2011 : une réforme source de confusion
La loi de finances pour 2011 a profondément modifié certains dispositifs d’allègement.
Elle supprime notamment :
- l’abattement forfaitaire
- certains mécanismes d’allègement
Cependant, le critère d’âge de 70 ans pour l’exonération est maintenu.
Il n’y a donc pas eu de suppression du dispositif lié à l’âge, contrairement à certaines idées reçues.
2011 à 2025 : une continuité juridique remarquable
Pendant plus d’une décennie, le dispositif reste inchangé sur ce point.
Le seuil de 70 ans continue de permettre une exonération automatique des cotisations patronales, sans condition de dépendance.
Cette stabilité a contribué à structurer durablement le secteur de l’aide à domicile.
2026 : un changement de seuil significatif
L’évolution récente marque une rupture.
Le seuil d’âge est relevé de 70 à 80 ans.
Concrètement :
- les personnes âgées de 80 ans et plus continuent de bénéficier de l’exonération
- les personnes âgées de 70 à 79 ans en sont exclues, sauf en cas de dépendance ou de handicap
Ce changement modifie profondément le périmètre du dispositif.

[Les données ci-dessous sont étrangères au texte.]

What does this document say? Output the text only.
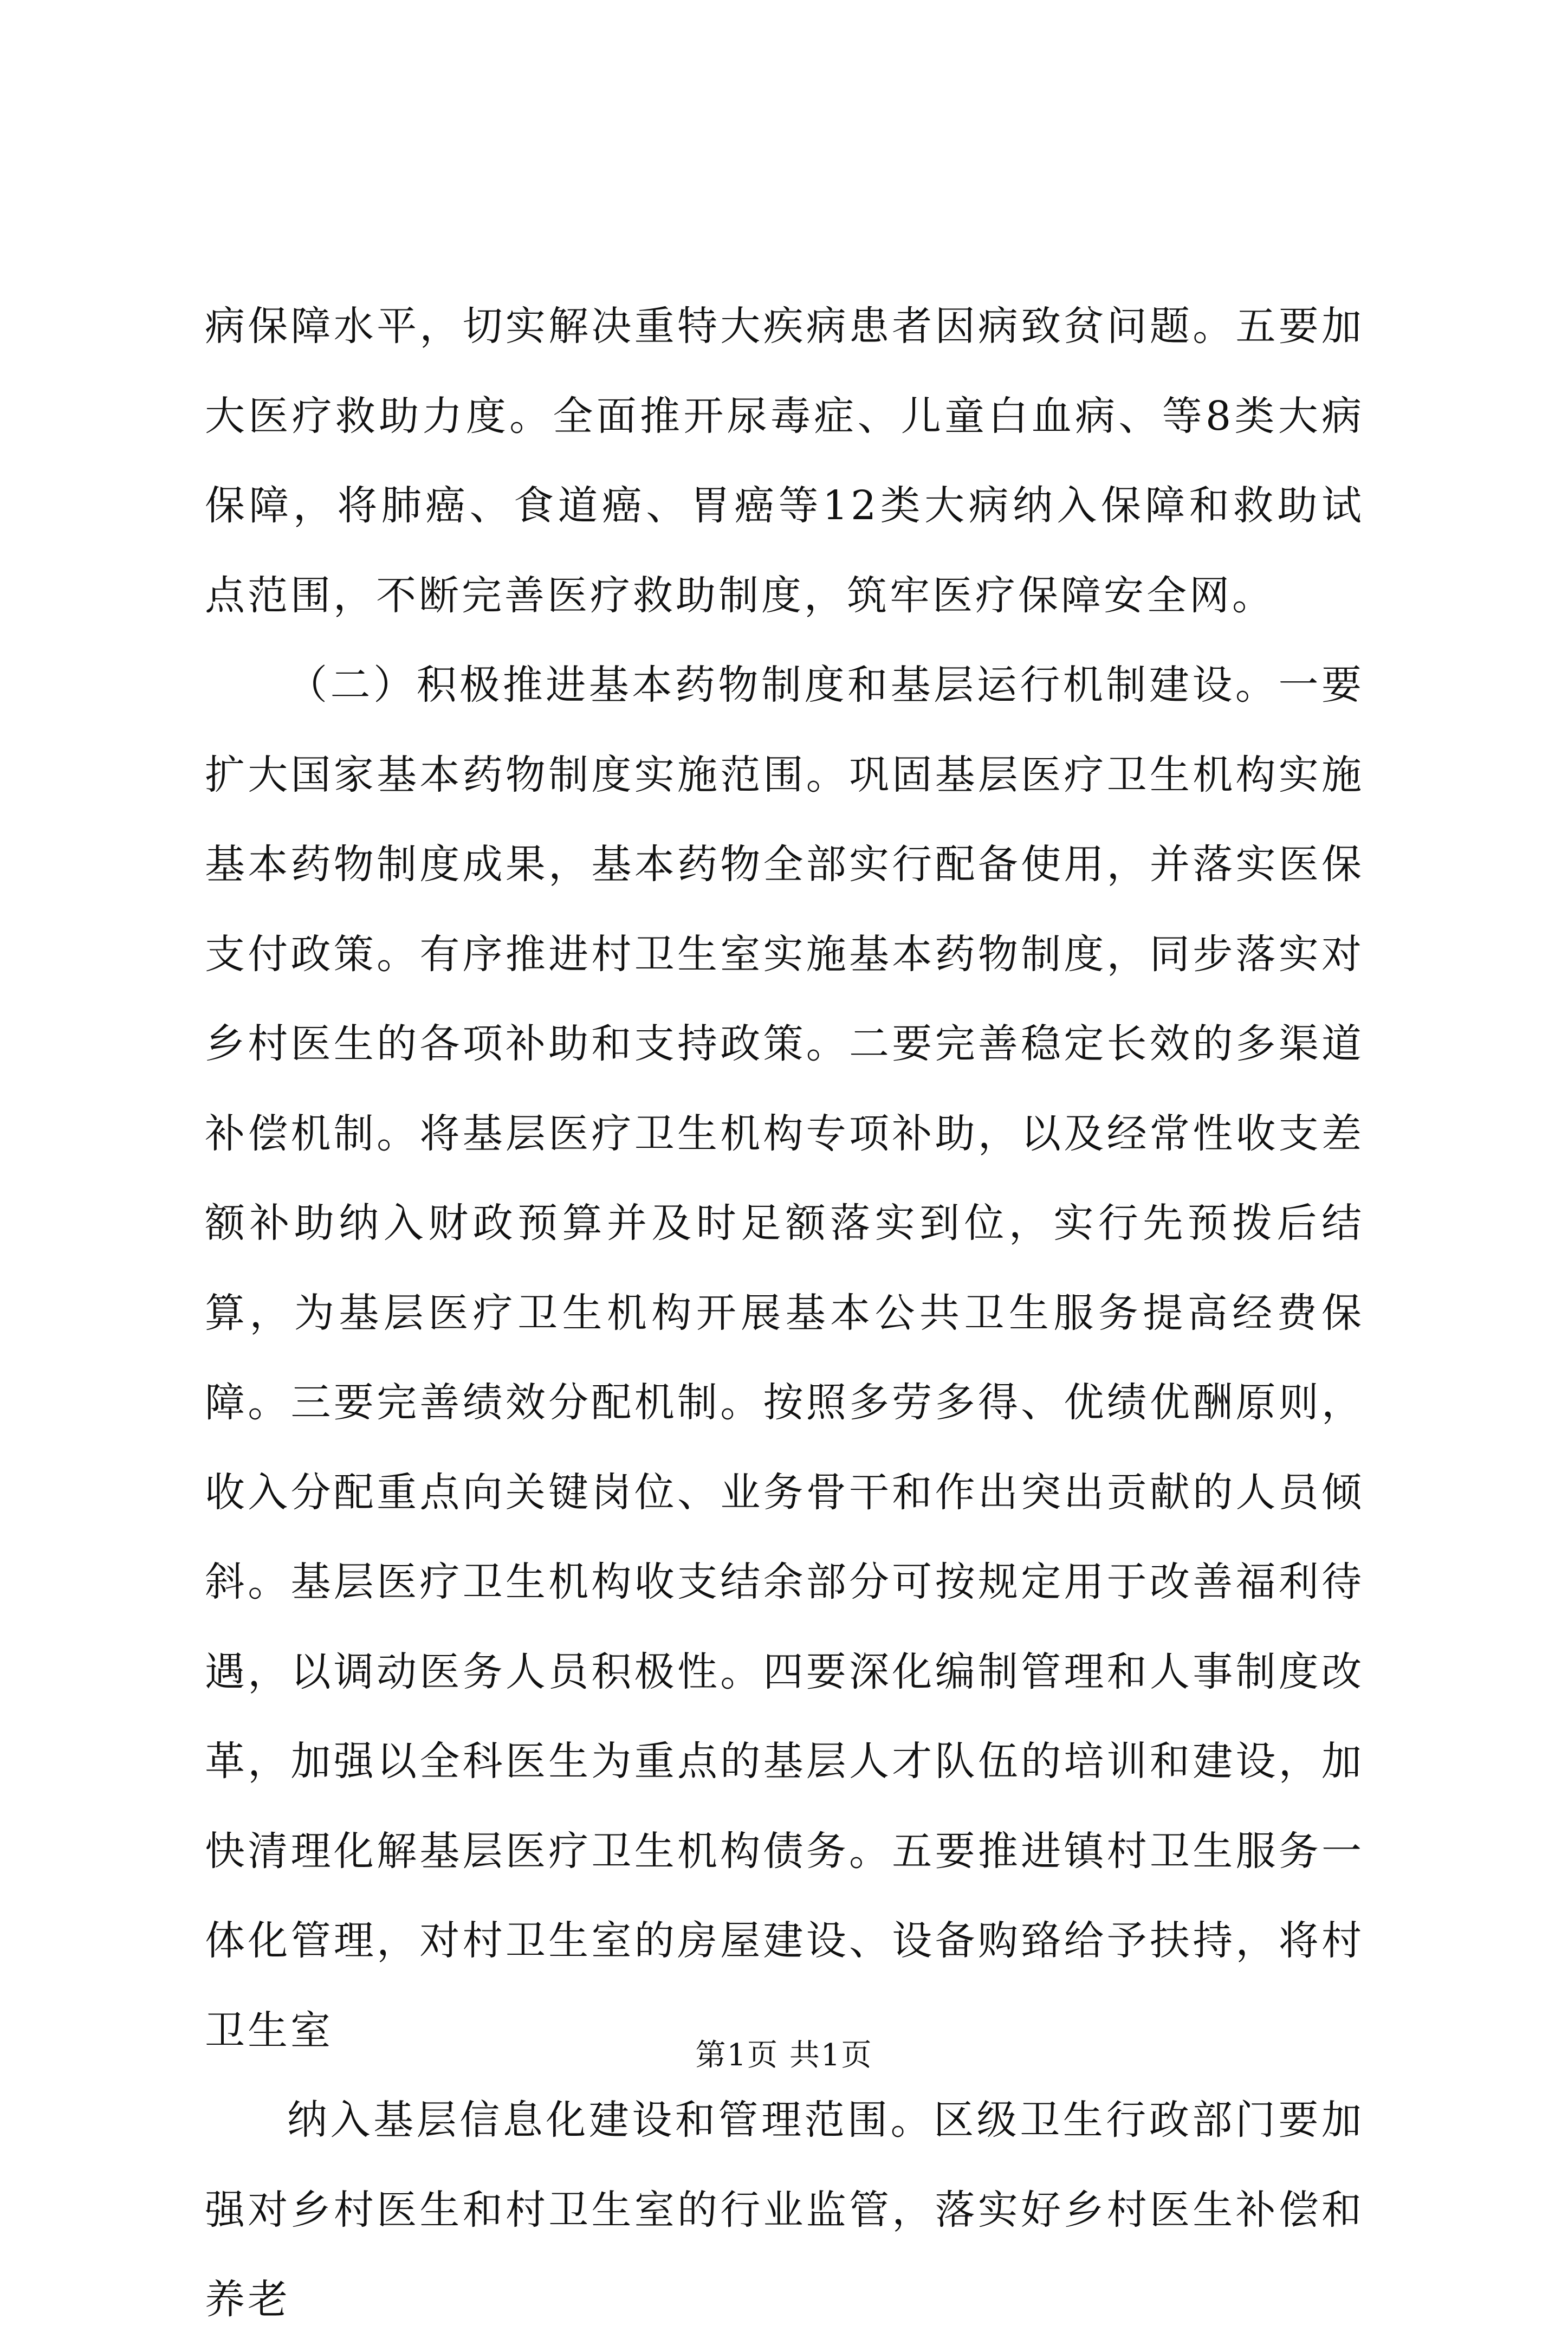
病保障水平，切实解决重特大疾病患者因病致贫问题。五要加大医疗救助力度。全面推开尿毒症、儿童白血病、等8类大病保障，将肺癌、食道癌、胃癌等12类大病纳入保障和救助试点范围，不断完善医疗救助制度，筑牢医疗保障安全网。

（二）积极推进基本药物制度和基层运行机制建设。一要扩大国家基本药物制度实施范围。巩固基层医疗卫生机构实施基本药物制度成果，基本药物全部实行配备使用，并落实医保支付政策。有序推进村卫生室实施基本药物制度，同步落实对乡村医生的各项补助和支持政策。二要完善稳定长效的多渠道补偿机制。将基层医疗卫生机构专项补助，以及经常性收支差额补助纳入财政预算并及时足额落实到位，实行先预拨后结算，为基层医疗卫生机构开展基本公共卫生服务提高经费保障。三要完善绩效分配机制。按照多劳多得、优绩优酬原则，收入分配重点向关键岗位、业务骨干和作出突出贡献的人员倾斜。基层医疗卫生机构收支结余部分可按规定用于改善福利待遇，以调动医务人员积极性。四要深化编制管理和人事制度改革，加强以全科医生为重点的基层人才队伍的培训和建设，加快清理化解基层医疗卫生机构债务。五要推进镇村卫生服务一体化管理，对村卫生室的房屋建设、设备购臵给予扶持，将村卫生室

纳入基层信息化建设和管理范围。区级卫生行政部门要加强对乡村医生和村卫生室的行业监管，落实好乡村医生补偿和养老

第1页 共1页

Des impacts directs sur le secteur de l’aide à domicile
Cette évolution entraîne plusieurs conséquences :
- une réduction du nombre de bénéficiaires
- une augmentation du reste à charge pour certaines personnes
- un impact potentiel sur la demande de services à domicile
Elle intervient dans un contexte marqué par le vieillissement de la population et une volonté affichée de favoriser le maintien à domicile.
Une question de cohérence des politiques publiques
Au-delà de l’aspect juridique, cette évolution interroge les conditions de mise en œuvre des politiques liées au grand âge.
Le maintien à domicile repose sur plusieurs leviers :
- l’accessibilité financière
- la disponibilité des services
- l’organisation du secteur
La modification du seuil d’exonération soulève ainsi une question plus large : celle de la cohérence entre les objectifs affichés et les conditions réelles de leur mise en œuvre.
Conclusion : une évolution à replacer dans une dynamique de long terme
Le dispositif d’exonération des charges à domicile s’inscrit dans une continuité juridique depuis près de quarante ans.
L’évolution du seuil en 2026 constitue une inflexion notable dans cette trajectoire.
Elle invite à porter une attention particulière aux conditions concrètes permettant de soutenir le développement de l’aide à domicile et de répondre aux enjeux liés au vieillissement.